Mlliyet Milliyet Blog Milliyet Blog
 
Facebook Connect
Blog Kategorileri
 

07 Eylül '15

 
Kategori
Ben Bildiriyorum
 

6 Eylül 2015 katliamı ve sorumluları..

6 Eylül 2015 katliamı ve sorumluları..
 

"Ülkeyi kan gölüne çevirenleri hala kınamıyor. PKK terörist bir örgüttür diyemiyor."


6 Eylül 2015 tarihi, Türkiye'nin unutmaması gereken, bir yerlere not edilmesi ve eninde sonunda hesabının sorulacağı bir katliam olarak tarihe geçti. Doğal olarak şu anda ülkemizde yönetim erkini elinde bulunduran güçlerin bu konudaki değerlendirmelerini izliyoruz.  

"Anlaşılıyor ki PKK çözüm sürecini, silahlanma ve şehirleri bomba deposu yapma süreci olarak değerlendirmiş."  

Bu sözlerin sahibi bu ülkenin Cumhurbaşkanı, PKK'nın o hain planları işleme koyduğu zamanların da Başbakanı..  

Bu sözlerinin devamı da var.

"Hazmedemeyeceğimiz bir çok şey olduğu halde operasyon yapmadık." (26.08.2012)

Bu tür itiraflar, Bülent Arınç'tan, Hüseyin Çelik'e, Beşir Atalay'dan Yalçın Akdoğan'a kadar bir çok AKAPE yetkilisinin ağzından yüzlerce örnekle çoğaltılabilir..  
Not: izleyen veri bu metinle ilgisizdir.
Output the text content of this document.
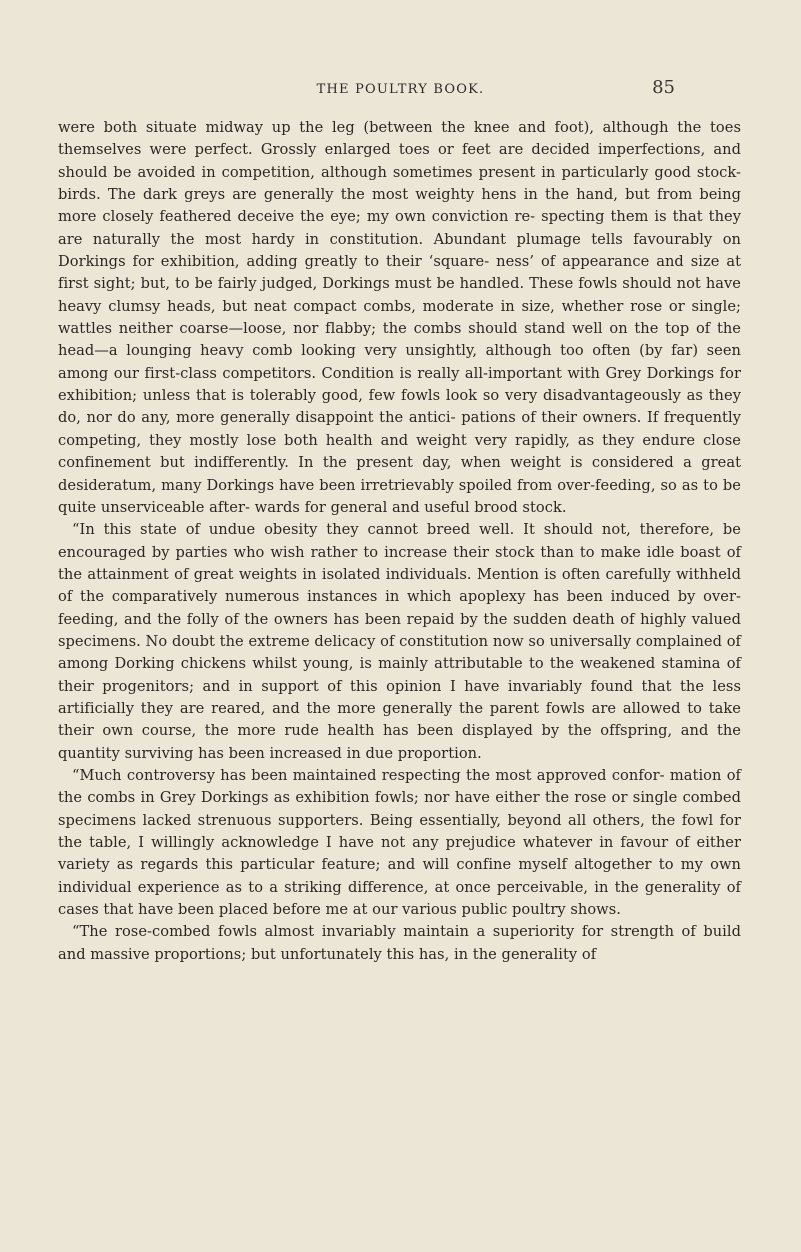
THE POULTRY BOOK.	85

were both situate midway up the leg (between the knee and foot), although the toes themselves were perfect. Grossly enlarged toes or feet are decided imperfections, and should be avoided in competition, although sometimes present in particularly good stock-birds. The dark greys are generally the most weighty hens in the hand, but from being more closely feathered deceive the eye; my own conviction re- specting them is that they are naturally the most hardy in constitution. Abundant plumage tells favourably on Dorkings for exhibition, adding greatly to their ‘square- ness’ of appearance and size at first sight; but, to be fairly judged, Dorkings must be handled. These fowls should not have heavy clumsy heads, but neat compact combs, moderate in size, whether rose or single; wattles neither coarse—loose, nor flabby; the combs should stand well on the top of the head—a lounging heavy comb looking very unsightly, although too often (by far) seen among our first-class competitors. Condition is really all-important with Grey Dorkings for exhibition; unless that is tolerably good, few fowls look so very disadvantageously as they do, nor do any, more generally disappoint the antici- pations of their owners. If frequently competing, they mostly lose both health and weight very rapidly, as they endure close confinement but indifferently. In the present day, when weight is considered a great desideratum, many Dorkings have been irretrievably spoiled from over-feeding, so as to be quite unserviceable after- wards for general and useful brood stock.

“In this state of undue obesity they cannot breed well. It should not, therefore, be encouraged by parties who wish rather to increase their stock than to make idle boast of the attainment of great weights in isolated individuals. Mention is often carefully withheld of the comparatively numerous instances in which apoplexy has been induced by over-feeding, and the folly of the owners has been repaid by the sudden death of highly valued specimens. No doubt the extreme delicacy of constitution now so universally complained of among Dorking chickens whilst young, is mainly attributable to the weakened stamina of their progenitors; and in support of this opinion I have invariably found that the less artificially they are reared, and the more generally the parent fowls are allowed to take their own course, the more rude health has been displayed by the offspring, and the quantity surviving has been increased in due proportion.

“Much controversy has been maintained respecting the most approved confor- mation of the combs in Grey Dorkings as exhibition fowls; nor have either the rose or single combed specimens lacked strenuous supporters. Being essentially, beyond all others, the fowl for the table, I willingly acknowledge I have not any prejudice whatever in favour of either variety as regards this particular feature; and will confine myself altogether to my own individual experience as to a striking difference, at once perceivable, in the generality of cases that have been placed before me at our various public poultry shows.

“The rose-combed fowls almost invariably maintain a superiority for strength of build and massive proportions; but unfortunately this has, in the generality of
Bu itirafların temel "dayanağı" olan, "Çözüm süreci sekteye uğramasın", "Analar ağlamasın" aldatmacalarını;

1) HDP/PKK/PYD güçlerince; Nasıl Şehirlerin bomba yığınağı, yolların bomba tuzağı, ve yine şehirlerin silah deposu haline getirilerek "PKK güçleri ülke sınırları dışına çıktı" yalanı aksine, nasıl 20000 militanını şehirlerde konuşlandırarak değerlendirildiğini,

2)AKAPE Hükümetlerinin 2009 Oslo sürecinden beri bu konuya nasıl duyarsız, nasıl "iktidar elimden gitmesin" telaşı ve bu sorumsuzluğunun  ülkemizi getirdiği noktanın  en yetkili ağızlardan nasıl itiraf edildiğini görmek açısından,

değerlendirmek lazım.

Bu felaketin Püf  noktaları;

1)PKK/HDP/PYD güçleri bu süreci "çok iyi" değerlendirmiş,

2)AKAPE Hükümeti bu hain yapılanmaya resmen göz yummuş.
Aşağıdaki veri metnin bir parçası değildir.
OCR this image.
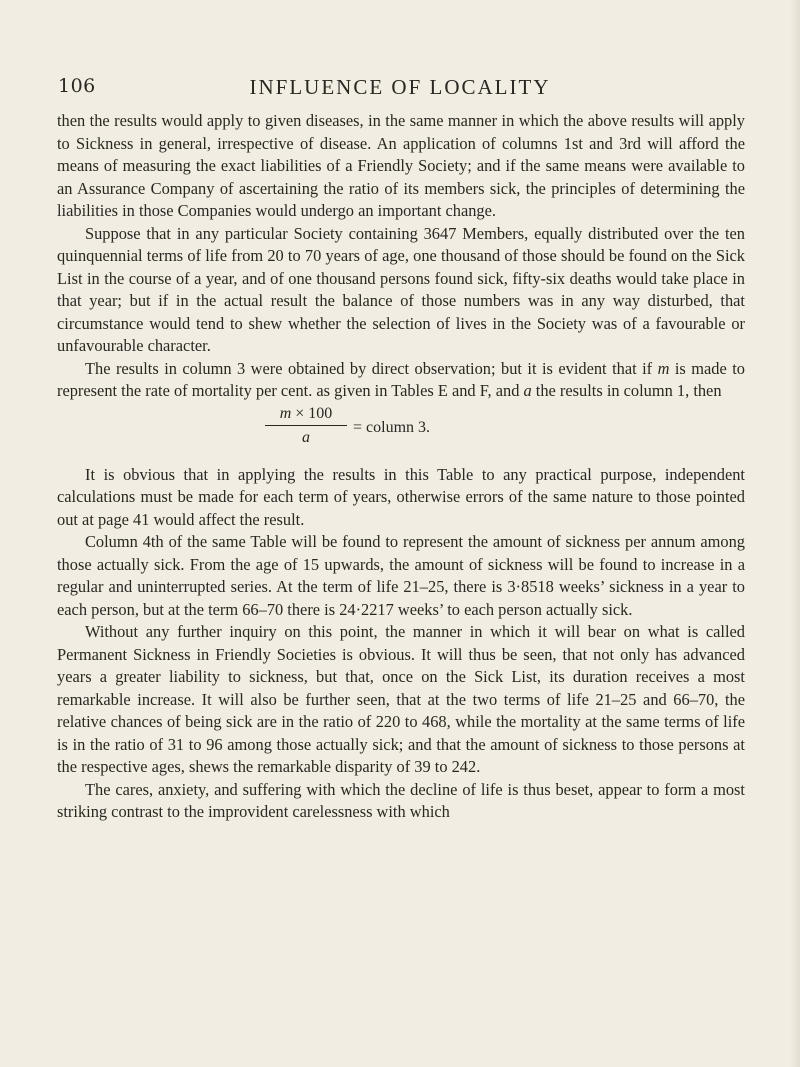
106	INFLUENCE OF LOCALITY

then the results would apply to given diseases, in the same manner in which the above results will apply to Sickness in general, irrespective of disease. An application of columns 1st and 3rd will afford the means of measuring the exact liabilities of a Friendly Society; and if the same means were available to an Assurance Company of ascertaining the ratio of its members sick, the principles of determining the liabilities in those Companies would undergo an important change.

Suppose that in any particular Society containing 3647 Members, equally distributed over the ten quinquennial terms of life from 20 to 70 years of age, one thousand of those should be found on the Sick List in the course of a year, and of one thousand persons found sick, fifty-six deaths would take place in that year; but if in the actual result the balance of those numbers was in any way disturbed, that circumstance would tend to shew whether the selection of lives in the Society was of a favourable or unfavourable character.

The results in column 3 were obtained by direct observation; but it is evident that if m is made to represent the rate of mortality per cent. as given in Tables E and F, and a the results in column 1, then

m × 100
a
= column 3.

It is obvious that in applying the results in this Table to any practical purpose, independent calculations must be made for each term of years, otherwise errors of the same nature to those pointed out at page 41 would affect the result.

Column 4th of the same Table will be found to represent the amount of sickness per annum among those actually sick. From the age of 15 upwards, the amount of sickness will be found to increase in a regular and uninterrupted series. At the term of life 21–25, there is 3·8518 weeks’ sickness in a year to each person, but at the term 66–70 there is 24·2217 weeks’ to each person actually sick.

Without any further inquiry on this point, the manner in which it will bear on what is called Permanent Sickness in Friendly Societies is obvious. It will thus be seen, that not only has advanced years a greater liability to sickness, but that, once on the Sick List, its duration receives a most remarkable increase. It will also be further seen, that at the two terms of life 21–25 and 66–70, the relative chances of being sick are in the ratio of 220 to 468, while the mortality at the same terms of life is in the ratio of 31 to 96 among those actually sick; and that the amount of sickness to those persons at the respective ages, shews the remarkable disparity of 39 to 242.

The cares, anxiety, and suffering with which the decline of life is thus beset, appear to form a most striking contrast to the improvident carelessness with which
Oslo görüşmelerinde MİT görevlisi Afet Güneş ve Sayın Cumhurbaşkanı'nın özel görevlisi Hakan Fidan'ın; Bölgede oluşturulan silah ve bomba depolarına nasıl göz yumulduğu ve PKK'nın istemediği adamların görevden alındığı, yine de istemedikleri yetkililer varsa onlarında görevden alınacağı gazetelerde ve internet sitelerinde canlı olarak çarşaf çarşaf yayınlanmadı  mı?. (İlgilenenler bu sözlerin geçtiği dinleme kayıtlarını küçük bir araştırmayla Google'dan öğrenebilir.)   
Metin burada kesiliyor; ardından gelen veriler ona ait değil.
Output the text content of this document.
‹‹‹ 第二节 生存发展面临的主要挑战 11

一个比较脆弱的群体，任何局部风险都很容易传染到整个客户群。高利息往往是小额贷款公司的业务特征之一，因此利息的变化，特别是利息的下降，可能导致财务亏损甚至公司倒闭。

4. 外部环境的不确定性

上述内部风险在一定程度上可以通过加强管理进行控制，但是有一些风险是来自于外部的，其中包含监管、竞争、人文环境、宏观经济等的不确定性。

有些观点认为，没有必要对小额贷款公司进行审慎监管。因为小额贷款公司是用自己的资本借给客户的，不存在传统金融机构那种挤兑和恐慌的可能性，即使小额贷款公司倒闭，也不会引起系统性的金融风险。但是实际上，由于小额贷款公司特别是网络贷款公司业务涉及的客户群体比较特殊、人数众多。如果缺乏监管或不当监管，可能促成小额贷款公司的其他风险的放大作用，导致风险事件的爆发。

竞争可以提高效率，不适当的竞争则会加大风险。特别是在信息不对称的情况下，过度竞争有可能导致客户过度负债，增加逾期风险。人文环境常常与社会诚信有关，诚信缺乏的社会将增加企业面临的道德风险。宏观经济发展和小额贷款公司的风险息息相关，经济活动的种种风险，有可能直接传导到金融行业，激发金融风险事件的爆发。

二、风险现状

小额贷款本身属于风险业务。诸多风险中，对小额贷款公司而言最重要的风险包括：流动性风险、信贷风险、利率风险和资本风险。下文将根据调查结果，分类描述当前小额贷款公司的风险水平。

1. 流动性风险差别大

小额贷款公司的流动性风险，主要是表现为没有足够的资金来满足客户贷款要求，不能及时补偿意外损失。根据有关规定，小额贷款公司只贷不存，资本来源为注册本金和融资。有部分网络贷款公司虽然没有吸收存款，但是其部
Daha da ileri gidelim, Bölge Valilerinin, Güvenlik güçlerine: " PKK'ya müdahale etmeyin" diye yazılı emir yolladığı haberleri medyada yer almadı mı?. . 

Görüldüğü gibi "Açılım Süreci" kılıfı altında  "Analar ağlamasın, çözüm süreci zarar görmesin" bahanesi ile ama aslında "bir seçim daha kazanalım" diye PKK'ya verilen her türlü taviz AKAPE'nin asıl stratejisi oldu, son 5 yılda.. 

Yine o süreçte AKAPE'nin aymazlığından vazife çıkaran  PKK'nın:

Karakolların önünde kimlik kontrolleri yaptığını,

Vergi topladığını,

TIR'ları ve iş makinelerini yaktığını,

İstediğini dağa kaçırıp istediğini serbest bıraktığını,

Kendi özel mahkemelerini kurduğunu, 

Hatta (şaka değil gerçek) Güvenlik Güçleri için "Sokağa çıkma yasağı" ilan ettiğini görmedik mi?.

Günümüzde ortaya çıkan tablo ortada. Her gün onlarca şehit, kan gölüne dönmüş bir ülke ve her geçen gün tırmanan tehlikeli etnik çatışma gerginliği.  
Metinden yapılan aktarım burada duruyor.